Notwithstanding the difficulties mentioned above of attempting CV on a whole battery, we note here the recent work of Kim et al. [36], who have published CV profiles for four different battery types (including NCA). These tests were carried out at a low scan rate (0.05 mV/s) using commercially available battery testing and environmental control equipment with suitable safety features. The published NCA CV plot shows a hysteresis with three redox peaks corresponding to oxidation at the positive electrode, with corresponding reduction peaks, comparable to the plots shown in Figure 5 of the present manuscript. This would seem to confirm the potential utility of our suggested constant-current method, which does not require specialized and expensive commercial battery testing equipment, and to underline the importance of rate of movement of charge in terms of what the investigator sees.

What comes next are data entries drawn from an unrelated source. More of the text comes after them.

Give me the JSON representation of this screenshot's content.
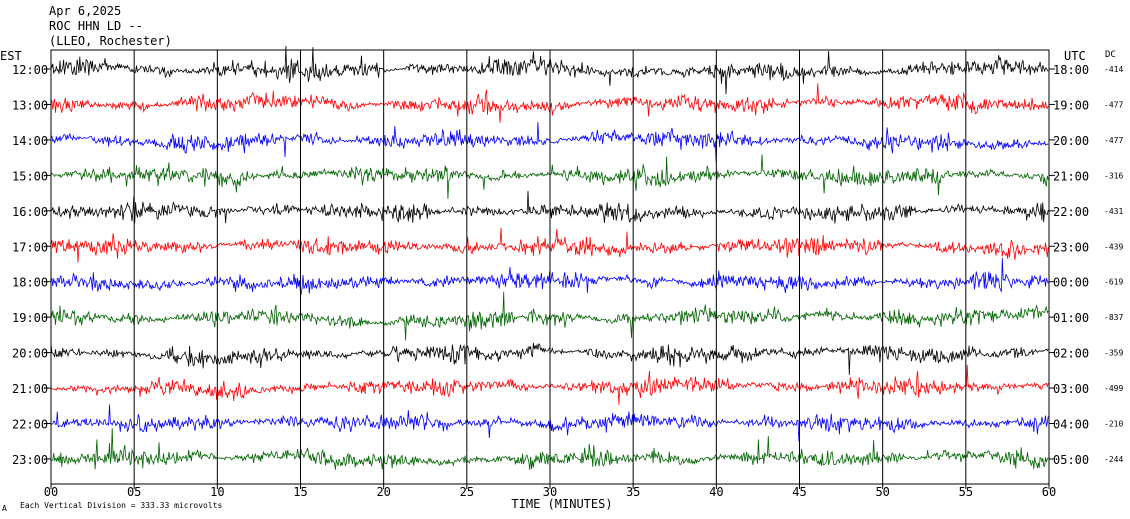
{
  "header": {
    "date": "Apr 6,2025",
    "station": "ROC HHN LD --",
    "location": "(LLEO, Rochester)"
  },
  "left_axis_label": "EST",
  "right_axis_label": "UTC",
  "dc_label": "DC",
  "footer": {
    "mark": "A",
    "division_note": "Each Vertical Division =  333.33 microvolts"
  },
  "colors": {
    "black": "#000000",
    "red": "#ff0000",
    "blue": "#0000ff",
    "green": "#006400"
  },
  "chart_data": {
    "type": "line",
    "title": "",
    "xlabel": "TIME (MINUTES)",
    "ylabel": "",
    "xlim": [
      0,
      60
    ],
    "x_ticks": [
      "00",
      "05",
      "10",
      "15",
      "20",
      "25",
      "30",
      "35",
      "40",
      "45",
      "50",
      "55",
      "60"
    ],
    "grid": "vertical lines every 5 minutes",
    "series": [
      {
        "est": "12:00",
        "utc": "18:00",
        "dc": "-414",
        "color": "black"
      },
      {
        "est": "13:00",
        "utc": "19:00",
        "dc": "-477",
        "color": "red"
      },
      {
        "est": "14:00",
        "utc": "20:00",
        "dc": "-477",
        "color": "blue"
      },
      {
        "est": "15:00",
        "utc": "21:00",
        "dc": "-316",
        "color": "green"
      },
      {
        "est": "16:00",
        "utc": "22:00",
        "dc": "-431",
        "color": "black"
      },
      {
        "est": "17:00",
        "utc": "23:00",
        "dc": "-439",
        "color": "red"
      },
      {
        "est": "18:00",
        "utc": "00:00",
        "dc": "-619",
        "color": "blue"
      },
      {
        "est": "19:00",
        "utc": "01:00",
        "dc": "-837",
        "color": "green"
      },
      {
        "est": "20:00",
        "utc": "02:00",
        "dc": "-359",
        "color": "black"
      },
      {
        "est": "21:00",
        "utc": "03:00",
        "dc": "-499",
        "color": "red"
      },
      {
        "est": "22:00",
        "utc": "04:00",
        "dc": "-210",
        "color": "blue"
      },
      {
        "est": "23:00",
        "utc": "05:00",
        "dc": "-244",
        "color": "green"
      }
    ]
  }
}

Near-equilibrium quasi-static conditions are required to reveal electrode activity at different terminal voltages when performing ICA. However, these conditions interfere with small signal impedance measurements, or at least make them susceptible to small changes in equilibrium point, when we attempt EIS at ELFs. Attempts to fit ECMs using EIS data obtained under quasi-static conditions are therefore likely to result in unreliable models. In constrast to previous authors, who have suggested that ECMs with numerous components to represent individual electrochemical processes may be needed to model fractional devices such as batteries [10,24,25], we have shown that a simple ECM consisting of three elements only (R-CPE-CPE) is needed [11,16]. This ECM is discernible only via EIS performed at ELFs, and only when the cell is in the pseudo–quasi-static state (i.e., the conditions required for a CV-type analysis as described in this paper). Under the near-equilibrium quasi-static conditions that are required for ICA, EIS at ELFs is only partially successful in that the second CPE cannot be “seen”, and an R-CPE model, which is not sufficient to fully characterize the cell, only can be generated.